Nature's positive impact on mood is easily understood on an intuitive level, but a more fine-grain analysis reveals quantifiable effects with potentially serious implications for human well-being. For this episode of BioScience Talks, we are joined by Dr. Daniel Cox of the Environment and Sustainability Institute at the University of Exeter, in Penryn, United Kingdom. Writing for BioScience, Cox and his colleagues described recent work that found strong correlations between nature exposure and positive markers of mental health. In addition, the authors used dose–response modeling to uncover threshold effects that may help guide urban planning, with the ultimate goal of reducing the societal burdens of mental illness.
Climate-driven disturbances are having profound impacts on coastal ecosystems, with many crucial habitat-forming species in sharp decline. However, among these degraded biomes, examples of resilience are emerging. For this episode of BioScience Talks, we're joined by Dr. Jennifer O'Leary, a California Sea Grant Marine Biologist based at California Polytechnic State University, and Dr. Fiorenza Micheli, from Hopkins Marine Station of Stanford University. Their recent article in BioScience discusses a large-scale study that uncovered numerous ecosystem "bright spots," in which habitat-forming species proved either resistant to or able to recover from sometimes severe perturbations. Of particular importance, say the authors, are the possible implications for ecosystem-sparing management.
For more than 100 years, eucalypts—woody plants that range in size from shrubs to trees—have been transported from their natural ecosystems in Australia to plantations across the globe.
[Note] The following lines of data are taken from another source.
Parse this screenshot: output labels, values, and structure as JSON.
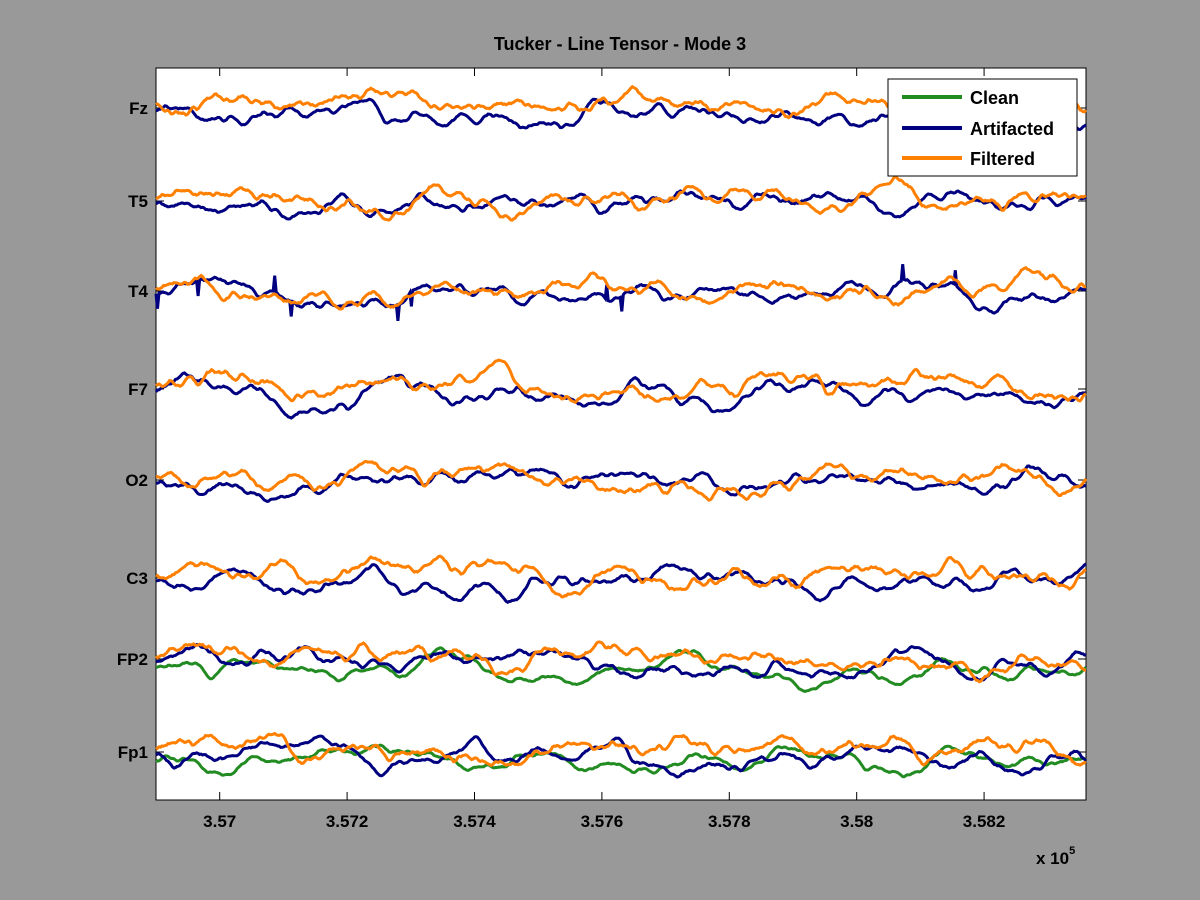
{
  "chart_data": {
    "type": "line",
    "title": "Tucker - Line Tensor - Mode 3",
    "xlabel": "",
    "ylabel": "",
    "x_exponent_label": "x 10",
    "x_exponent_power": "5",
    "xlim": [
      3.569,
      3.5836
    ],
    "x_ticks": [
      3.57,
      3.572,
      3.574,
      3.576,
      3.578,
      3.58,
      3.582
    ],
    "x_tick_labels": [
      "3.57",
      "3.572",
      "3.574",
      "3.576",
      "3.578",
      "3.58",
      "3.582"
    ],
    "channels": [
      "Fz",
      "T5",
      "T4",
      "F7",
      "O2",
      "C3",
      "FP2",
      "Fp1"
    ],
    "grid": false,
    "legend_position": "top-right",
    "series": [
      {
        "name": "Clean",
        "color": "#228B22",
        "channels": [
          "FP2",
          "Fp1"
        ]
      },
      {
        "name": "Artifacted",
        "color": "#000080",
        "channels": [
          "Fz",
          "T5",
          "T4",
          "F7",
          "O2",
          "C3",
          "FP2",
          "Fp1"
        ]
      },
      {
        "name": "Filtered",
        "color": "#FF8000",
        "channels": [
          "Fz",
          "T5",
          "T4",
          "F7",
          "O2",
          "C3",
          "FP2",
          "Fp1"
        ]
      }
    ]
  }
}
This unique history provides a novel lens for viewing the spread of pathogens and may shed light on future outbreaks as ecosystems face growing pressure from climate change.
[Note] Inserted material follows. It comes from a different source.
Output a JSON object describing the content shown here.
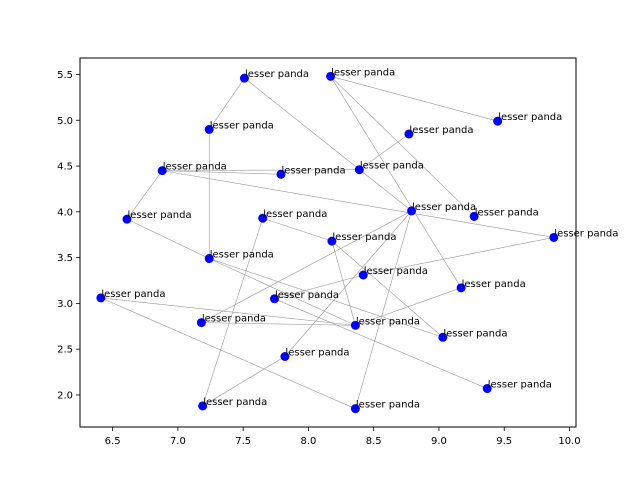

In this episode of BioScience Talks, we spoke with Dr. Treena Burgess of Murdoch University in Western Australia, who also holds an adjunct appointment with the Forestry and Agricultural Biotechnology Institute at the University of Pretoria in South Africa. She describes her recent article in BioScience, written with Michael Wingfield. In it, the authors articulate seven scenarios of pathogen movement and disease epidemics, as well as the biosecurity risks that arise from poorly controlled germplasm movement. The dangers are significant, with economically important eucalypt plantations and native ecosystems both facing significant threats.